Despite relishing his attention, Fauvette was thoroughly confused by his motives. He was a man who would use people, even other vampires, easily and willingly. Why was he suddenly so hot for her? She could ask, but how would she know if his answer was honest? And more important, given the sensations that he was conjuring in her body with just his lips, why did she care?

She turned her head slightly and said, “Wait. I need to tell you something.”

“No,” he said, and leaned in to kiss her again.

“Yes,” she said, and her tone made him stop.
He’s not forcing me
, she realized.
He’s not making me do this
.

In the total darkness he saw her as one vampire sees another. “Do you not wish this?” he asked with a hint of his old arrogance. “Have I misinterpreted your response?”

“No, that’s not it, I just need to tell you something first. Please.”

He carefully set her down. She leaned back against the wall and caught her breath, an odd feeling since she did not normally need to breathe. When the blood stopped pulsing in her ears and other places, she said, “Do you remember when I told you how I became a vampire?”

He stood respectfully with his hands clasped behind his back. “Yes, of course.”

“There’s something I left out. I was a virgin when I was killed.”

He immediately understood her meaning.
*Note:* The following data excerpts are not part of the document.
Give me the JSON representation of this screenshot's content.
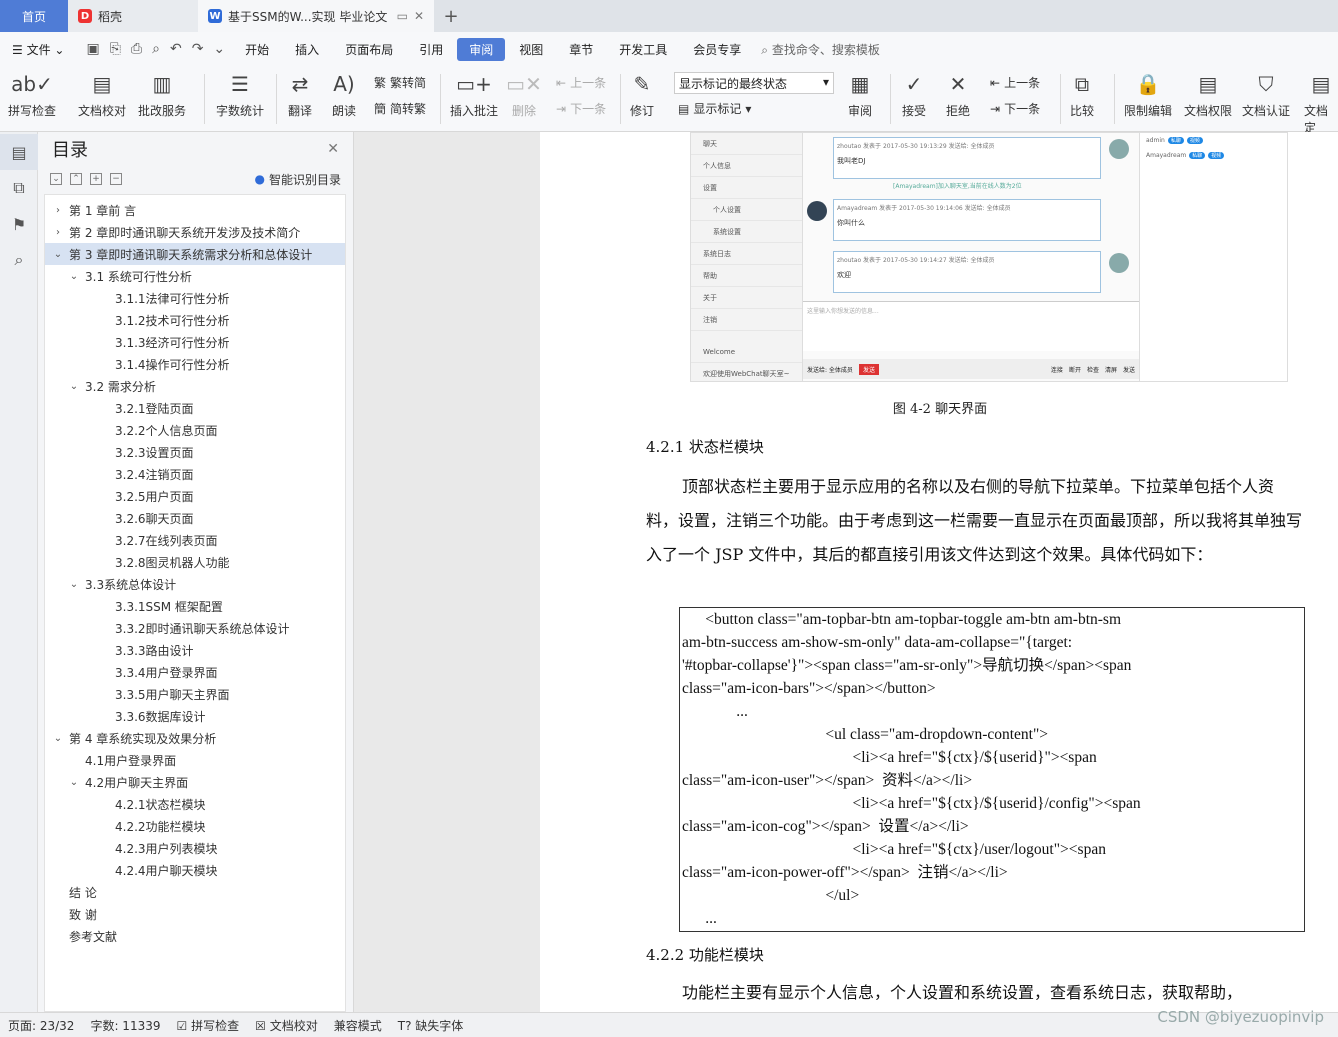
{
  "tabs": {
    "home": "首页",
    "daoke": "稻壳",
    "doc": "基于SSM的W...实现 毕业论文"
  },
  "menu": {
    "file": "文件",
    "items": [
      "开始",
      "插入",
      "页面布局",
      "引用",
      "审阅",
      "视图",
      "章节",
      "开发工具",
      "会员专享"
    ],
    "active": "审阅",
    "search": "查找命令、搜索模板"
  },
  "ribbon": {
    "spellcheck": "拼写检查",
    "doccheck": "文档校对",
    "batch": "批改服务",
    "wordcount": "字数统计",
    "translate": "翻译",
    "read": "朗读",
    "trad": "繁转简",
    "simp": "简转繁",
    "insert_comment": "插入批注",
    "delete": "删除",
    "prev": "上一条",
    "next": "下一条",
    "revise": "修订",
    "show_mode": "显示标记的最终状态",
    "show_marks": "显示标记",
    "review": "审阅",
    "accept": "接受",
    "reject": "拒绝",
    "prev2": "上一条",
    "next2": "下一条",
    "compare": "比较",
    "restrict": "限制编辑",
    "perm": "文档权限",
    "auth": "文档认证",
    "cut": "文档定"
  },
  "toc": {
    "title": "目录",
    "smart": "智能识别目录",
    "items": [
      {
        "text": "第 1 章前 言",
        "level": 1,
        "caret": ">"
      },
      {
        "text": "第 2 章即时通讯聊天系统开发涉及技术简介",
        "level": 1,
        "caret": ">"
      },
      {
        "text": "第 3 章即时通讯聊天系统需求分析和总体设计",
        "level": 1,
        "caret": "v",
        "selected": true
      },
      {
        "text": "3.1  系统可行性分析",
        "level": 2,
        "caret": "v"
      },
      {
        "text": "3.1.1法律可行性分析",
        "level": 3
      },
      {
        "text": "3.1.2技术可行性分析",
        "level": 3
      },
      {
        "text": "3.1.3经济可行性分析",
        "level": 3
      },
      {
        "text": "3.1.4操作可行性分析",
        "level": 3
      },
      {
        "text": "3.2  需求分析",
        "level": 2,
        "caret": "v"
      },
      {
        "text": "3.2.1登陆页面",
        "level": 3
      },
      {
        "text": "3.2.2个人信息页面",
        "level": 3
      },
      {
        "text": "3.2.3设置页面",
        "level": 3
      },
      {
        "text": "3.2.4注销页面",
        "level": 3
      },
      {
        "text": "3.2.5用户页面",
        "level": 3
      },
      {
        "text": "3.2.6聊天页面",
        "level": 3
      },
      {
        "text": "3.2.7在线列表页面",
        "level": 3
      },
      {
        "text": "3.2.8图灵机器人功能",
        "level": 3
      },
      {
        "text": "3.3系统总体设计",
        "level": 2,
        "caret": "v"
      },
      {
        "text": "3.3.1SSM 框架配置",
        "level": 3
      },
      {
        "text": "3.3.2即时通讯聊天系统总体设计",
        "level": 3
      },
      {
        "text": "3.3.3路由设计",
        "level": 3
      },
      {
        "text": "3.3.4用户登录界面",
        "level": 3
      },
      {
        "text": "3.3.5用户聊天主界面",
        "level": 3
      },
      {
        "text": "3.3.6数据库设计",
        "level": 3
      },
      {
        "text": "第 4 章系统实现及效果分析",
        "level": 1,
        "caret": "v"
      },
      {
        "text": "4.1用户登录界面",
        "level": 2
      },
      {
        "text": "4.2用户聊天主界面",
        "level": 2,
        "caret": "v"
      },
      {
        "text": "4.2.1状态栏模块",
        "level": 3
      },
      {
        "text": "4.2.2功能栏模块",
        "level": 3
      },
      {
        "text": "4.2.3用户列表模块",
        "level": 3
      },
      {
        "text": "4.2.4用户聊天模块",
        "level": 3
      },
      {
        "text": "结   论",
        "level": 1
      },
      {
        "text": "致   谢",
        "level": 1
      },
      {
        "text": "参考文献",
        "level": 1
      }
    ]
  },
  "screenshot": {
    "nav": [
      "聊天",
      "个人信息",
      "设置",
      "个人设置",
      "系统设置",
      "系统日志",
      "帮助",
      "关于",
      "注销",
      "Welcome",
      "欢迎使用WebChat聊天室~"
    ],
    "msg1_head": "zhoutao 发表于 2017-05-30 19:13:29 发送给: 全体成员",
    "msg1_text": "我叫老DJ",
    "sys": "[Amayadream]加入聊天室,当前在线人数为2位",
    "msg2_head": "Amayadream 发表于 2017-05-30 19:14:06 发送给: 全体成员",
    "msg2_text": "你叫什么",
    "msg3_head": "zhoutao 发表于 2017-05-30 19:14:27 发送给: 全体成员",
    "msg3_text": "欢迎",
    "input": "这里输入你想发送的信息...",
    "send_to": "发送给: 全体成员",
    "send_btn": "发送",
    "bar_items": [
      "连接",
      "断开",
      "检查",
      "清屏",
      "发送"
    ],
    "user1": "admin",
    "user2": "Amayadream",
    "pill1": "私聊",
    "pill2": "视频"
  },
  "doc": {
    "caption": "图 4-2 聊天界面",
    "h1": "4.2.1  状态栏模块",
    "p1": "顶部状态栏主要用于显示应用的名称以及右侧的导航下拉菜单。下拉菜单包括个人资料，设置，注销三个功能。由于考虑到这一栏需要一直显示在页面最顶部，所以我将其单独写入了一个 JSP 文件中，其后的都直接引用该文件达到这个效果。具体代码如下：",
    "code": [
      "      <button class=\"am-topbar-btn am-topbar-toggle am-btn am-btn-sm",
      "am-btn-success am-show-sm-only\" data-am-collapse=\"{target:",
      "'#topbar-collapse'}\"><span class=\"am-sr-only\">导航切换</span><span",
      "class=\"am-icon-bars\"></span></button>",
      "              ...",
      "                                     <ul class=\"am-dropdown-content\">",
      "                                            <li><a href=\"${ctx}/${userid}\"><span",
      "class=\"am-icon-user\"></span>  资料</a></li>",
      "                                            <li><a href=\"${ctx}/${userid}/config\"><span",
      "class=\"am-icon-cog\"></span>  设置</a></li>",
      "                                            <li><a href=\"${ctx}/user/logout\"><span",
      "class=\"am-icon-power-off\"></span>  注销</a></li>",
      "                                     </ul>",
      "      ..."
    ],
    "h2": "4.2.2  功能栏模块",
    "p2": "功能栏主要有显示个人信息，个人设置和系统设置，查看系统日志，获取帮助，"
  },
  "status": {
    "page": "页面: 23/32",
    "words": "字数: 11339",
    "spell": "拼写检查",
    "proof": "文档校对",
    "compat": "兼容模式",
    "font": "缺失字体"
  },
  "watermark": "CSDN @biyezuopinvip",
  "colors": {
    "accent": "#4f7cd6",
    "selected": "#d7e2f2"
  }
}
Virgin vampires of either gender were normally asexual. Only the merest sexual response could be forced from them by a more powerful vampire, although they in turn could inspire them in others to a much greater degree. “I was unaware of that.”

“I know what you’re thinking, but there’s more. I was raped after I died, but before I rose as a vampire. So I’m capable of feeling everything, yet my virginity returns each time it’s taken. Just like that cut on your hand will be gone tomorrow, if we . . .” Suddenly she could not get the words out, and had to gulp big lungfuls of air. “If we make love tonight, I’ll be a virgin again after I sleep.”

His expression was unreadable. “I have never heard of such a thing.”

“Yeah, well, it’s no picnic, believe me.”

“So to experience love with me, you will have to endure the pain of losing your maidenhead?”

She nodded.

“Every time?”

She nodded again, her head down. She felt ashamed and dirty.

He touched her chin and turned her face up to his. “I cannot change this, Fauvette. But I believe I can minimize it.
I have exerted only a small part of my power over you in the past. Its full influence would . . . alter your priorities.”

“Would I be your slave, like Lee Ann?”

He shook his head. “No. I have never met anyone like you, Fauvette. I am far too intrigued by you to do anything to permanently change you.”

“That sounds like a come-on,” she said with a little smile.

“It is,” he said as he leaned in close, “a promise.” He kissed her lightly and said in a whisper, “With your permission?”